These 4 Babies Are Actors in Tony-Nominated Broadway Play ‘The Ferryman’
Actor Julia Nightingale, who plays the baby’s oldest sister, said they tried to keep it as real as possible.
Tony-nominated play “The Ferryman” has employed a quartet of infants to share the role of Bobby Kearney in the show. The babies are paid child actor wages.
While many other plays and films use dolls instead of real babies, that idea didn’t fit with playwright Jez Butterworth and director Sam Mendes’ vision. They call it “poetic naturalism.”
Actor Julia Nightingale, who plays the baby’s oldest sister, said they tried to keep it as real as possible. “And having a baby is about as real as it gets,” she said.

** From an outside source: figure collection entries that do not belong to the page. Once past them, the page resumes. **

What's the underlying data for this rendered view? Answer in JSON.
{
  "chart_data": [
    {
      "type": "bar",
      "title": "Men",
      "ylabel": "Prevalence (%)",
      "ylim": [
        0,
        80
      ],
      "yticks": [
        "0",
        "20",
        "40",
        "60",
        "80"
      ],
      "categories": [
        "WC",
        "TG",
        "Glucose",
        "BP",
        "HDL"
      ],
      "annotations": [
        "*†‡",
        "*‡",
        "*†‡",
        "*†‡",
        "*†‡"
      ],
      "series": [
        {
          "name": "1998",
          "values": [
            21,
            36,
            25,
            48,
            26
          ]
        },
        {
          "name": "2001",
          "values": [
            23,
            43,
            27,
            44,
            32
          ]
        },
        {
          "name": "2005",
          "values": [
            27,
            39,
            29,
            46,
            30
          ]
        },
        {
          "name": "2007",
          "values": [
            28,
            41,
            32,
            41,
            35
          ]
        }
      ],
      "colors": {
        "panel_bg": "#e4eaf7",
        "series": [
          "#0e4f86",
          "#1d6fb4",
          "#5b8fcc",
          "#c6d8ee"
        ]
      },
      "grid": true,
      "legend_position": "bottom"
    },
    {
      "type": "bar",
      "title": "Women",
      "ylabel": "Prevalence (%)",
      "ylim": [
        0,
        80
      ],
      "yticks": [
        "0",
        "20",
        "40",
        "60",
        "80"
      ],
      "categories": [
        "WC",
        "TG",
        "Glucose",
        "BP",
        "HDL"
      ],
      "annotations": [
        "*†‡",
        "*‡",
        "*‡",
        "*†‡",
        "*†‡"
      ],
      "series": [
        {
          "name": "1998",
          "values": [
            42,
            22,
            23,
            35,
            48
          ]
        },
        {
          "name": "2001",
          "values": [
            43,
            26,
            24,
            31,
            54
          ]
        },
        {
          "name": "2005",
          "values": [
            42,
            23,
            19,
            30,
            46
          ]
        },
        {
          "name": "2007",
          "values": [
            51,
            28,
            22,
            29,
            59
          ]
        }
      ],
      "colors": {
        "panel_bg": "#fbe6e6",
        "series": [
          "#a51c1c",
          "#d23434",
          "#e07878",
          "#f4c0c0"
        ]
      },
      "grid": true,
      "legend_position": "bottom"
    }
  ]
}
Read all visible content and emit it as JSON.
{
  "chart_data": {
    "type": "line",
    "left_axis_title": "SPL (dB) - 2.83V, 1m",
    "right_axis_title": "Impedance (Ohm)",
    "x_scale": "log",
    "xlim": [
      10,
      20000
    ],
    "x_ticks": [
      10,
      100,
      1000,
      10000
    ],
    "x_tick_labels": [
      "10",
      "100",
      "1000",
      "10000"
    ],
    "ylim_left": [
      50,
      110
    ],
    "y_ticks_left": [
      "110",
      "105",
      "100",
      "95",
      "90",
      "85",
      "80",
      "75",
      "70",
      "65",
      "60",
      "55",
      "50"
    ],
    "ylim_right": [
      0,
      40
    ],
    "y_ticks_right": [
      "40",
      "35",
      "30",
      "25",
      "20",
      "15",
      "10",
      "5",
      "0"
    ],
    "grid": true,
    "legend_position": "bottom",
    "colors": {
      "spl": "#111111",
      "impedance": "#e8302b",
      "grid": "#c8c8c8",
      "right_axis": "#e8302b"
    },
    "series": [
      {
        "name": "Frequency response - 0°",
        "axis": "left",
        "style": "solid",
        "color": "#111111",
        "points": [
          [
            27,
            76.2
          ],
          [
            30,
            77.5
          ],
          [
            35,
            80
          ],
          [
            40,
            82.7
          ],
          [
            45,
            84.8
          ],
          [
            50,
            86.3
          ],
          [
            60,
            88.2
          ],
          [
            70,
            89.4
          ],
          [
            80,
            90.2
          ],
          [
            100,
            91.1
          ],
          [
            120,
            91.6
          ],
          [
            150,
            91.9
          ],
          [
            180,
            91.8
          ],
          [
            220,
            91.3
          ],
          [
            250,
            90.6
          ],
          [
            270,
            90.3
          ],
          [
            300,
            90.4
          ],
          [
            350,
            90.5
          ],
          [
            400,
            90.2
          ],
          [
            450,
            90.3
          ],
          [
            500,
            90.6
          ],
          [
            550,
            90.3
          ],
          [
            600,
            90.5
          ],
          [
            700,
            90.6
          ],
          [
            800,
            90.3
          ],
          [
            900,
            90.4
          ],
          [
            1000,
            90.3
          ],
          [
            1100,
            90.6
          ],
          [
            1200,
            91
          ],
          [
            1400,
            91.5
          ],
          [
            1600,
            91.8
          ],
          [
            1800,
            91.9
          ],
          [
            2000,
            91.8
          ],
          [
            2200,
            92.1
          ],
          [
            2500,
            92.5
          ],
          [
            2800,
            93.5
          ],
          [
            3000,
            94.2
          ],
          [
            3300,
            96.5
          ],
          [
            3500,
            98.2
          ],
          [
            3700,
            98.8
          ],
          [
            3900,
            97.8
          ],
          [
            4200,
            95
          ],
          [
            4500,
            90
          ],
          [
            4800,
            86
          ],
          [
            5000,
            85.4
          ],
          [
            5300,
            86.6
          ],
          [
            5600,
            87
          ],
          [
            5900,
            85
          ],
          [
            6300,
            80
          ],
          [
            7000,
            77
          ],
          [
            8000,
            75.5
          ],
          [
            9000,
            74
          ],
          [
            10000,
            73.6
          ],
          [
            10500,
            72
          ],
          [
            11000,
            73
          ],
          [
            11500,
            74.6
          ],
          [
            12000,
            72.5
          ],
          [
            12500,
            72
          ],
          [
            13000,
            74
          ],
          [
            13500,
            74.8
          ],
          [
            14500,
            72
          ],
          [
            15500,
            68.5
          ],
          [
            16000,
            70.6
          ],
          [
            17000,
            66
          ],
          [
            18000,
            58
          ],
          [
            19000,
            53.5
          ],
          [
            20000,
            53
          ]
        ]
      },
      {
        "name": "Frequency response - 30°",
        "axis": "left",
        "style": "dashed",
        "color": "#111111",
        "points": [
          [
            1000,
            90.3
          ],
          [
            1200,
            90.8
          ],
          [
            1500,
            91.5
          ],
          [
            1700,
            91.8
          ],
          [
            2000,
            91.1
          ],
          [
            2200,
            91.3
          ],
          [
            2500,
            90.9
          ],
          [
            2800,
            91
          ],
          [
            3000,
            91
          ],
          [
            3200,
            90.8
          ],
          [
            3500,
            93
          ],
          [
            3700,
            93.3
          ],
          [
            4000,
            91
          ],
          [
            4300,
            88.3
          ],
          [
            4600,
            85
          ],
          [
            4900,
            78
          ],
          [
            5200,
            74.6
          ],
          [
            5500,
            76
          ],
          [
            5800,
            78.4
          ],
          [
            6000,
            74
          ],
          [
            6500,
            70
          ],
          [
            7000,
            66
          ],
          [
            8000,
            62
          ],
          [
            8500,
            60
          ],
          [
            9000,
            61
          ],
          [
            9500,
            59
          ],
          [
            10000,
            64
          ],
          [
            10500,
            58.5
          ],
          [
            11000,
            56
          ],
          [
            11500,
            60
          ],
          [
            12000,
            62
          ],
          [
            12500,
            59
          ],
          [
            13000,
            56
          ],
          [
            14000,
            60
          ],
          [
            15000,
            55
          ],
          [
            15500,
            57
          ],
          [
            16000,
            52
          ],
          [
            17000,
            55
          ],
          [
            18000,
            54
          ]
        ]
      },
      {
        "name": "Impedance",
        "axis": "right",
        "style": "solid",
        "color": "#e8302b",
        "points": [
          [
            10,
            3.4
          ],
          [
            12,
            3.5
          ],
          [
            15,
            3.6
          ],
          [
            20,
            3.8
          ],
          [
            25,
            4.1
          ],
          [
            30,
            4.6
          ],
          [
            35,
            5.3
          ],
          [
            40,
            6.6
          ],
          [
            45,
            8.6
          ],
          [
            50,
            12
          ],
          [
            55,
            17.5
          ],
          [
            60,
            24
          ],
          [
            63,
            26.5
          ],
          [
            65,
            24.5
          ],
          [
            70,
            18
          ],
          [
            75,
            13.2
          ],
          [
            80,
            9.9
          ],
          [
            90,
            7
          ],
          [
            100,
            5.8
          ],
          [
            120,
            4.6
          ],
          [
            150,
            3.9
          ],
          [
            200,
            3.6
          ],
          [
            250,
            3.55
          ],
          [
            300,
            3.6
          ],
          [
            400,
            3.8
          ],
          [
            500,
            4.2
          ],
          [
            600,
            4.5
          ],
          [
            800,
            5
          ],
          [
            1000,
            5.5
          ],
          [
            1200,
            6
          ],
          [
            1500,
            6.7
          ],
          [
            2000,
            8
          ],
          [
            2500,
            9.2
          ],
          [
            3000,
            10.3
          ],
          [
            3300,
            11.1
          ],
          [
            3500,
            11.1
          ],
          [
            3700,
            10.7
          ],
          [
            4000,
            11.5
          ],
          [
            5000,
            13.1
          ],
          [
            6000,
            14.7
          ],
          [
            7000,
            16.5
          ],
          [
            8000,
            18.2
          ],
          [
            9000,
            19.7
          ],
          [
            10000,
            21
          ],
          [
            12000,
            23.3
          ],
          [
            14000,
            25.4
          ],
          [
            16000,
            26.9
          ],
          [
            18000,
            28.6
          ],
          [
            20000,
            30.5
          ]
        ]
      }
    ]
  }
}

Every night backstage there are two babies, and the one who goes onstage is the one who seems calmer at the moment.
A mother of one of the tiny stars, Christine Scarfuto, said it was busy for them backstage, too. “We are doing the costume changes, the diaper changes, we have a path we walk backstage and hand off the babies to the actors and make sure they’re in a good mood and are well fed and take a nap at the right time. It’s hard.”
The Ferryman follows a family in Northern Ireland in 1981 as they struggle with the murder of a relative, possibly by the Irish Republican Army. The play runs more than three hours and there is a live goose and a live rabbit onstage, in addition to the babies.